Bertrand, who worked at Citibank among other institutions, notes that currently "... banks thrive on inefficiencies and ineffectiveness when moving money." Novel payment technologies have start to empower corporations by making banking fees more transparent and by providing new ways to circumvent banks altogether, thus jeopardizing their future profits.

Unless banks devise new value-added services to compensate for such losses, their future as providers to such clients might be endangered.

What I especially like about this book is that, in addition to describing both commonly used and relatively novel cash management services, the author makes it clear when a particular service might be to higher monetary advantage either of the bank or of the client. Bertrand sensibly stresses that no two corporations are alike and that different trading patterns necessitate diverse innovation and development approaches. Mostly the banks find the ways to monetize exception management with various surcharges, although sometimes the banks are under pressure to provide money-losing services, to keep the clients happy.

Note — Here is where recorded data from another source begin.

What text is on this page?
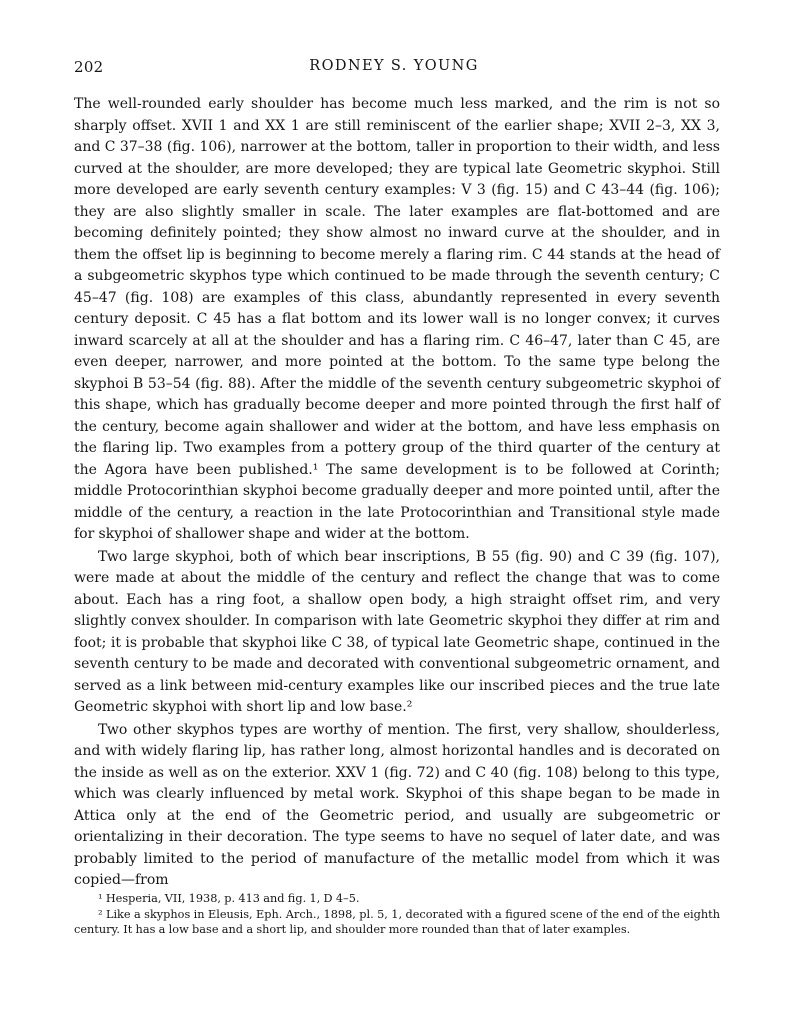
202	RODNEY S. YOUNG

The well-rounded early shoulder has become much less marked, and the rim is not so sharply offset. XVII 1 and XX 1 are still reminiscent of the earlier shape; XVII 2–3, XX 3, and C 37–38 (fig. 106), narrower at the bottom, taller in proportion to their width, and less curved at the shoulder, are more developed; they are typical late Geometric skyphoi. Still more developed are early seventh century examples: V 3 (fig. 15) and C 43–44 (fig. 106); they are also slightly smaller in scale. The later examples are flat-bottomed and are becoming definitely pointed; they show almost no inward curve at the shoulder, and in them the offset lip is beginning to become merely a flaring rim. C 44 stands at the head of a subgeometric skyphos type which continued to be made through the seventh century; C 45–47 (fig. 108) are examples of this class, abundantly represented in every seventh century deposit. C 45 has a flat bottom and its lower wall is no longer convex; it curves inward scarcely at all at the shoulder and has a flaring rim. C 46–47, later than C 45, are even deeper, narrower, and more pointed at the bottom. To the same type belong the skyphoi B 53–54 (fig. 88). After the middle of the seventh century subgeometric skyphoi of this shape, which has gradually become deeper and more pointed through the first half of the century, become again shallower and wider at the bottom, and have less emphasis on the flaring lip. Two examples from a pottery group of the third quarter of the century at the Agora have been published.¹ The same development is to be followed at Corinth; middle Protocorinthian skyphoi become gradually deeper and more pointed until, after the middle of the century, a reaction in the late Protocorinthian and Transitional style made for skyphoi of shallower shape and wider at the bottom.

Two large skyphoi, both of which bear inscriptions, B 55 (fig. 90) and C 39 (fig. 107), were made at about the middle of the century and reflect the change that was to come about. Each has a ring foot, a shallow open body, a high straight offset rim, and very slightly convex shoulder. In comparison with late Geometric skyphoi they differ at rim and foot; it is probable that skyphoi like C 38, of typical late Geometric shape, continued in the seventh century to be made and decorated with conventional subgeometric ornament, and served as a link between mid-century examples like our inscribed pieces and the true late Geometric skyphoi with short lip and low base.²

Two other skyphos types are worthy of mention. The first, very shallow, shoulderless, and with widely flaring lip, has rather long, almost horizontal handles and is decorated on the inside as well as on the exterior. XXV 1 (fig. 72) and C 40 (fig. 108) belong to this type, which was clearly influenced by metal work. Skyphoi of this shape began to be made in Attica only at the end of the Geometric period, and usually are subgeometric or orientalizing in their decoration. The type seems to have no sequel of later date, and was probably limited to the period of manufacture of the metallic model from which it was copied—from

¹ Hesperia, VII, 1938, p. 413 and fig. 1, D 4–5.

² Like a skyphos in Eleusis, Eph. Arch., 1898, pl. 5, 1, decorated with a figured scene of the end of the eighth century. It has a low base and a short lip, and shoulder more rounded than that of later examples.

As well, the author's first chapter briefly describes quite complex legal and tax issues that must be kept in mind when conceptualizing some intrepid liquidity strategies. Even experienced international bankers might find much useful new information when reading the book. Neglecting local regulations might undermine carefully derived methods of international cash management and result in high fines; hence, it is imperative to consult experts who can guide the corporation through the uncharted waters of global payments.

Unfortunately, the author neglected to mention that such specialized and knowledgeable experts are quite uncommon even in the fairly developed trading nations. Although some corporations and banks attempted to run such services on their own with superficial expertise, they were often unsuccessful in their effort to reduce substantial overhead losses from international payment operations. Outsourcing to specialized payment hubs might ensure profitability of complex and risky international cash management.

A broad-ranging view of the field

Subsequent chapters cover in sufficient details the critical issues of compliance, bank account structures, liquidity management and cash cushions, risk, the credit ladder and the investment pyramid, payments, foreign exchange, supply chain management and illiquid management.

In an interesting feature, the book concludes with four comprehensive cash service case studies. Each covers an advanced financial institution, and its subsidiaries and lead clients, including Wells Fargo and Citibank.

The only deficiency of this excellent book is less than ideal editorial effort in its publishing, resulting in numerous grammar errors and misspellings. Also, a paper edition makes less sense for a rapidly moving field such as cash management, and there is no need for it when so many North American professionals download digital books.

Hopefully upcoming editions will be published with more care. The need for good coverage of this critical, evolving topic is essential.